A triangle has corners at #(2 , 9 )#, #(3 ,9 )#, and #(4 ,8 )#. What is the radius of the triangle's inscribed circle?

1 Answer
Mar 8, 2016

Radius #r# of an inscribed into a triangle circle can be calculated using the lengths of its sides #a#, #b# and #c# as
#r=sqrt(((p-a)(p-b)(p-c))/p)#
where #p=(a+b+c)/2#

Explanation:

Assuming a triangle has sides #a#, #b# and #c#, its area can be expressed in two ways.

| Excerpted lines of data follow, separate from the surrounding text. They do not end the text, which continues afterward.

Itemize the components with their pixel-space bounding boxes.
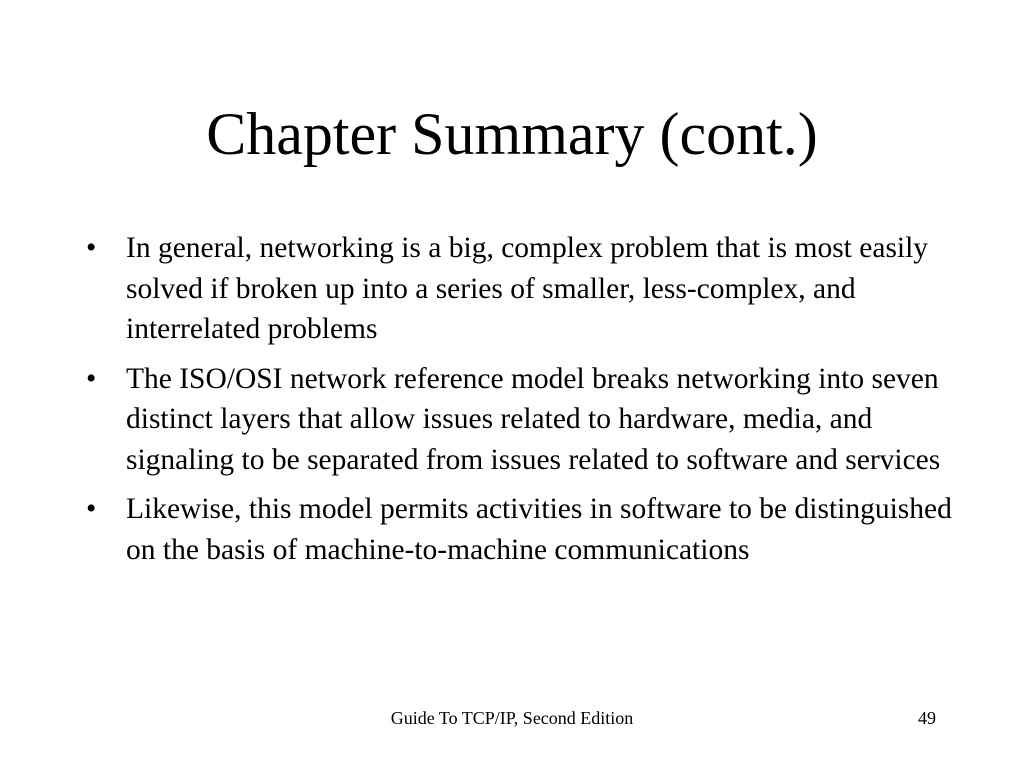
bullet-list xyxy=(86,228,966,579)
slide-title: Chapter Summary (cont.) xyxy=(206,101,818,167)
bullet-text: The ISO/OSI network reference model breaks networking into seven distinct layers that allow issues related to hardware, media, and signaling to be separated from issues related to software and services xyxy=(126,362,941,476)
bullet-icon: • xyxy=(86,232,97,264)
bullet-item xyxy=(86,359,966,481)
bullet-text: In general, networking is a big, complex problem that is most easily solved if broken up into a series of smaller, less-complex, and interrelated problems xyxy=(126,232,929,345)
bullet-icon: • xyxy=(86,493,97,525)
bullet-item xyxy=(86,228,966,350)
bullet-text: Likewise, this model permits activities in software to be distinguished on the basis of machine-to-machine communications xyxy=(126,493,952,566)
bullet-item xyxy=(86,489,966,570)
page-number: 49 xyxy=(918,708,936,728)
footer-text: Guide To TCP/IP, Second Edition xyxy=(390,708,634,728)
bullet-icon: • xyxy=(86,362,97,395)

  1. Using Heron's formula for an area of a triangle:
    let #p=(a+b+c)/2#, then
    #S = sqrt(p(p-a)(p-b)(p-c))#

  2. Area of a triangle equals to half of a product of its perimeter by a radius of an inscribed circle:
    let #p=(a+b+c)/2# and #r# is a radius of an inscribed circle, then
    #S=p*r#

The derivation of both formulas for area of a triangle can be found in the course of advanced mathematics at Unizor

These two expressions for an area must be equal, therefore
#sqrt(p(p-a)(p-b)(p-c)) = p*r#

From this we derive #r#:
#r=sqrt(((p-a)(p-b)(p-c))/p)#

For this particular problem we can get the lengths of all sides using the coordinates of the vertices:

if vertices are #A(2,9)#, #B(3,9)# and #C(4,8)#

#a=BC=sqrt((4-3)^2+(8-9)^2)=sqrt(2)#
#b=AC=sqrt((4-2)^2+(8-9)^2)=sqrt(5)#
#c=AB=sqrt((3-2)^2+(9-9)^2)=1#
#p=(a+b+c)/2=(sqrt(2)+sqrt(5)+1)/2#
#p-a=(-a+b+c)/2=(-sqrt(2)+sqrt(5)+1)/2#
#p-b=(a-b+c)/2=(sqrt(2)-sqrt(5)+1)/2#
#p-c=(a+b-c)/2=(sqrt(2)+sqrt(5)-1)/2#

Putting all these values into a formula above for a radius of an inscribed circle, we calculate the radius.
These calculations we leave to a student who submitted a problem.